# 50% off clearance and blowout Costume Express



## Ghost of Spookie (Sep 28, 2008)

Thanks for posting, Kittyvibe. Had their newsletter in my mail but hadn't opened it yet and used it to pick up something I've held off on that I've wanted. Today is a preview day for people on their mailing list, so by signing up for their newsletters you get the jump on first come, first serve merchandise. _BTW the discount is only for their Sale and Clearance items._ The offer will probably be posted on their website tomorrow so the items will probably go fast. Here's the details:

Use coupon code: _50SAVE to receive 50% off all clearance and closeout items._ Products eligible for 50% discount are denoted by these icons: within the product view pages found within the clearance sections of the site. _Coupon is good through 3/16/2011 @ 11:59pm CDT._ Coupon will be reflected as a 50% discount on clearance or closeout items on the checkout page.

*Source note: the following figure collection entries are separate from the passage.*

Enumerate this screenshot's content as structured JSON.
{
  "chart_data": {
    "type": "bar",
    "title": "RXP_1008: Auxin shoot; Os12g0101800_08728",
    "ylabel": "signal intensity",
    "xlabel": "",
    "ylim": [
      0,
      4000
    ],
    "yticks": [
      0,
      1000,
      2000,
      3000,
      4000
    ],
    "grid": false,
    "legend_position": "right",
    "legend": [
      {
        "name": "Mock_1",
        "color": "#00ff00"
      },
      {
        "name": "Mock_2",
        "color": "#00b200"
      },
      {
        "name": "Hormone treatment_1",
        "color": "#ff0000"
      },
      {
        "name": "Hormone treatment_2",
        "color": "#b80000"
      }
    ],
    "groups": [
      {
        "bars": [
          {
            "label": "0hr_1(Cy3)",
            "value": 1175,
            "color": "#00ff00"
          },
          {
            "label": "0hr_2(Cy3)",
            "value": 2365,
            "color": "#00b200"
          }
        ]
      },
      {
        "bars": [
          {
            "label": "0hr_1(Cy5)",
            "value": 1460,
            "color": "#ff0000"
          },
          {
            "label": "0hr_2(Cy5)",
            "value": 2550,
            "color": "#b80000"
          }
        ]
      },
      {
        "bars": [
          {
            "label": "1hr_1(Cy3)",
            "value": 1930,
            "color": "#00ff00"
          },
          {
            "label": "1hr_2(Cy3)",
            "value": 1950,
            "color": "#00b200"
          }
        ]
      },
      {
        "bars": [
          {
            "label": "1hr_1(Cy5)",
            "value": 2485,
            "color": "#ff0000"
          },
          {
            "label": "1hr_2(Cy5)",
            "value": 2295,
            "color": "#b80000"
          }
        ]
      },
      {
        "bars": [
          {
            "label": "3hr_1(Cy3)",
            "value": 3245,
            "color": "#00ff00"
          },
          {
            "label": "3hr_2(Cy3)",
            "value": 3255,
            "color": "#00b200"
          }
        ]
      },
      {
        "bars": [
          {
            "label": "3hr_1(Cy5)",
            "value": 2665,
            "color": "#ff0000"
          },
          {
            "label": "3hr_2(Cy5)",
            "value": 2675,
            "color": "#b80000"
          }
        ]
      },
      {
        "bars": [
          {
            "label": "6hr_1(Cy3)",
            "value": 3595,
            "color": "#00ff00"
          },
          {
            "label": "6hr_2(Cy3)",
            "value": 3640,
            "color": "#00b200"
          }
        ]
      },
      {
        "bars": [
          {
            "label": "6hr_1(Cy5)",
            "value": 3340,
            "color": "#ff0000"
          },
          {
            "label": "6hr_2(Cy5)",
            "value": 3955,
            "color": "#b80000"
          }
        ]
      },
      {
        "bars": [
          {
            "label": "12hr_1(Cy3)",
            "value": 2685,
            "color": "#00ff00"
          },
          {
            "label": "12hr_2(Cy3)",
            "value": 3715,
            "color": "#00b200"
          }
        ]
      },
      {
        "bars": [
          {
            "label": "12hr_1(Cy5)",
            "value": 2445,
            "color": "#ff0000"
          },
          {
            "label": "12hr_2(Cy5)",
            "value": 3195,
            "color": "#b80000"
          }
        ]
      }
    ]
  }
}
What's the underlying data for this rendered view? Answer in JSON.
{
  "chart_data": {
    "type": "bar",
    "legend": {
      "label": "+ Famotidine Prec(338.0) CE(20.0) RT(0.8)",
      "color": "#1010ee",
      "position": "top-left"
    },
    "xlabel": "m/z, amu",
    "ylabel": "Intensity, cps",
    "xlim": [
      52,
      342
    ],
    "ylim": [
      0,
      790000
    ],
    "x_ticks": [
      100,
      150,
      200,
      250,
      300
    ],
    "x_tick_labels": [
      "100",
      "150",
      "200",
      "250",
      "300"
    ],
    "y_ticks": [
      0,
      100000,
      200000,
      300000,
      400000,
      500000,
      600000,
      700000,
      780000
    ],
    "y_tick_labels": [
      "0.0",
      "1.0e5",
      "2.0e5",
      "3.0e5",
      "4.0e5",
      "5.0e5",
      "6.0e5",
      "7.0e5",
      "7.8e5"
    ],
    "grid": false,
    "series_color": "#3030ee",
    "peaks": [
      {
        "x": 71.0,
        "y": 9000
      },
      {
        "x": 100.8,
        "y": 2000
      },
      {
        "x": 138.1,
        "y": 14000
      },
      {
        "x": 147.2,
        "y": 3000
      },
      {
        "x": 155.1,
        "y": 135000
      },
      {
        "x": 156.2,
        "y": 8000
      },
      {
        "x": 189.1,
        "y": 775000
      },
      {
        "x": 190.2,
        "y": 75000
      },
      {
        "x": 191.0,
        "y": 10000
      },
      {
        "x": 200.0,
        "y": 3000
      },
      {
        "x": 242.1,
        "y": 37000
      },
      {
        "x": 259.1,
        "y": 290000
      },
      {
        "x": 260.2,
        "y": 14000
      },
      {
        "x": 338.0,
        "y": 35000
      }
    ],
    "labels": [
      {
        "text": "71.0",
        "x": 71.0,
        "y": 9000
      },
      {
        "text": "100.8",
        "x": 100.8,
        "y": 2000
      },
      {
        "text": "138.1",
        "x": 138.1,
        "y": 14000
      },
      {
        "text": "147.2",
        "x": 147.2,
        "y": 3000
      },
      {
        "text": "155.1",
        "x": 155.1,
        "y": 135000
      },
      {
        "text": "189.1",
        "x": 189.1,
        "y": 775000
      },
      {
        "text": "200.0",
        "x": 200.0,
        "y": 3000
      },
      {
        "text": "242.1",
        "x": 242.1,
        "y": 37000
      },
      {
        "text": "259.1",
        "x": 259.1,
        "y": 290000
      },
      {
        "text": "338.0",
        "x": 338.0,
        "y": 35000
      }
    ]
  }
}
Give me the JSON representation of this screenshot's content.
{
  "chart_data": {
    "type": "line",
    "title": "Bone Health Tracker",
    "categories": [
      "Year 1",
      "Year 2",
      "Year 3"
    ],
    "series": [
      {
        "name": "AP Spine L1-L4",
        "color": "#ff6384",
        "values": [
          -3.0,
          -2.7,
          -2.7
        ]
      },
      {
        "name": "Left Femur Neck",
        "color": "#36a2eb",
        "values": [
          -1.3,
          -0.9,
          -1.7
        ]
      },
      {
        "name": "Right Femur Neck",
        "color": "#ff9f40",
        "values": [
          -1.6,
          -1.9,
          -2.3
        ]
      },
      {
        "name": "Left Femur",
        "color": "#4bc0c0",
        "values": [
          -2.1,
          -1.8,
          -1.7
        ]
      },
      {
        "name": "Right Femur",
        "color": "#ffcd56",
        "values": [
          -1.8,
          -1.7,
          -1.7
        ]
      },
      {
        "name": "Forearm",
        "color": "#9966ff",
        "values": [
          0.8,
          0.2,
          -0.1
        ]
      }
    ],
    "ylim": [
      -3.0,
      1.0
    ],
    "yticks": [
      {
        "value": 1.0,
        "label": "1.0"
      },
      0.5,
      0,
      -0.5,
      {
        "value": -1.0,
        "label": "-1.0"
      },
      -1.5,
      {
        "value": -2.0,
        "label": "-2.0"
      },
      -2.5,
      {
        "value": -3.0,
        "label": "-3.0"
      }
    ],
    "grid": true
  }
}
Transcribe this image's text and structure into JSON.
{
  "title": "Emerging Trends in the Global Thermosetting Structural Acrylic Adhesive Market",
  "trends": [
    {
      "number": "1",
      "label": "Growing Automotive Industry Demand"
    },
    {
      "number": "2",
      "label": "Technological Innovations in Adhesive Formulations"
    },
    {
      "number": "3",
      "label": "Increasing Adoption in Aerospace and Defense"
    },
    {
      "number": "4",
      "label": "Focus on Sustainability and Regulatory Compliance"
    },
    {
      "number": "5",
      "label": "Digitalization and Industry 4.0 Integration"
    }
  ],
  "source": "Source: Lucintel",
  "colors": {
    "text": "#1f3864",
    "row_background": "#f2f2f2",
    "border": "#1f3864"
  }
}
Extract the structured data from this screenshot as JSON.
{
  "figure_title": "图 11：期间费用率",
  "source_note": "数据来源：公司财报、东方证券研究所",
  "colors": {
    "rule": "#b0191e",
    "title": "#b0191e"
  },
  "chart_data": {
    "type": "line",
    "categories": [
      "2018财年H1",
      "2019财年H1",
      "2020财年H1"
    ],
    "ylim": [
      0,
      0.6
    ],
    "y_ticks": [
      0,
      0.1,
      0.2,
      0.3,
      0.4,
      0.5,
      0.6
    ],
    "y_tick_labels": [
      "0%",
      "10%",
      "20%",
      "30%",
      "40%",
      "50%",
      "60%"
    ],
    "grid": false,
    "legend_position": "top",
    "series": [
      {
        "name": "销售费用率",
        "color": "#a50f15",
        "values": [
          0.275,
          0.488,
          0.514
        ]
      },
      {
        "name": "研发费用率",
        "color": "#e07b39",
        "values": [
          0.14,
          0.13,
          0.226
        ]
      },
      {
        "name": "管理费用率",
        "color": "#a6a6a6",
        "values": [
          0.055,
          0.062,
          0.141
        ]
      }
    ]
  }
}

Coupon cannot be used in conjunction with other coupon offers. Coupon is non-negotiable. Not valid for prior purchases. We reserve the right to cancel any order due to unauthorized, altered, or ineligible use of a discount.


----------



## kittyvibe (Oct 27, 2008)

aye, I posted in the title what its eligible for  Thanks for going into more detail for those not on the mailing list. I wish there was a free shipping with certain purchase amount but alas there was not . Im very happy to have bought some things Ive had my eye on as well  I wished to buy more but was already busting my budget, maybe tomorrow when the payment clears on my cc Ill get the other stuff, if available still hehe.


----------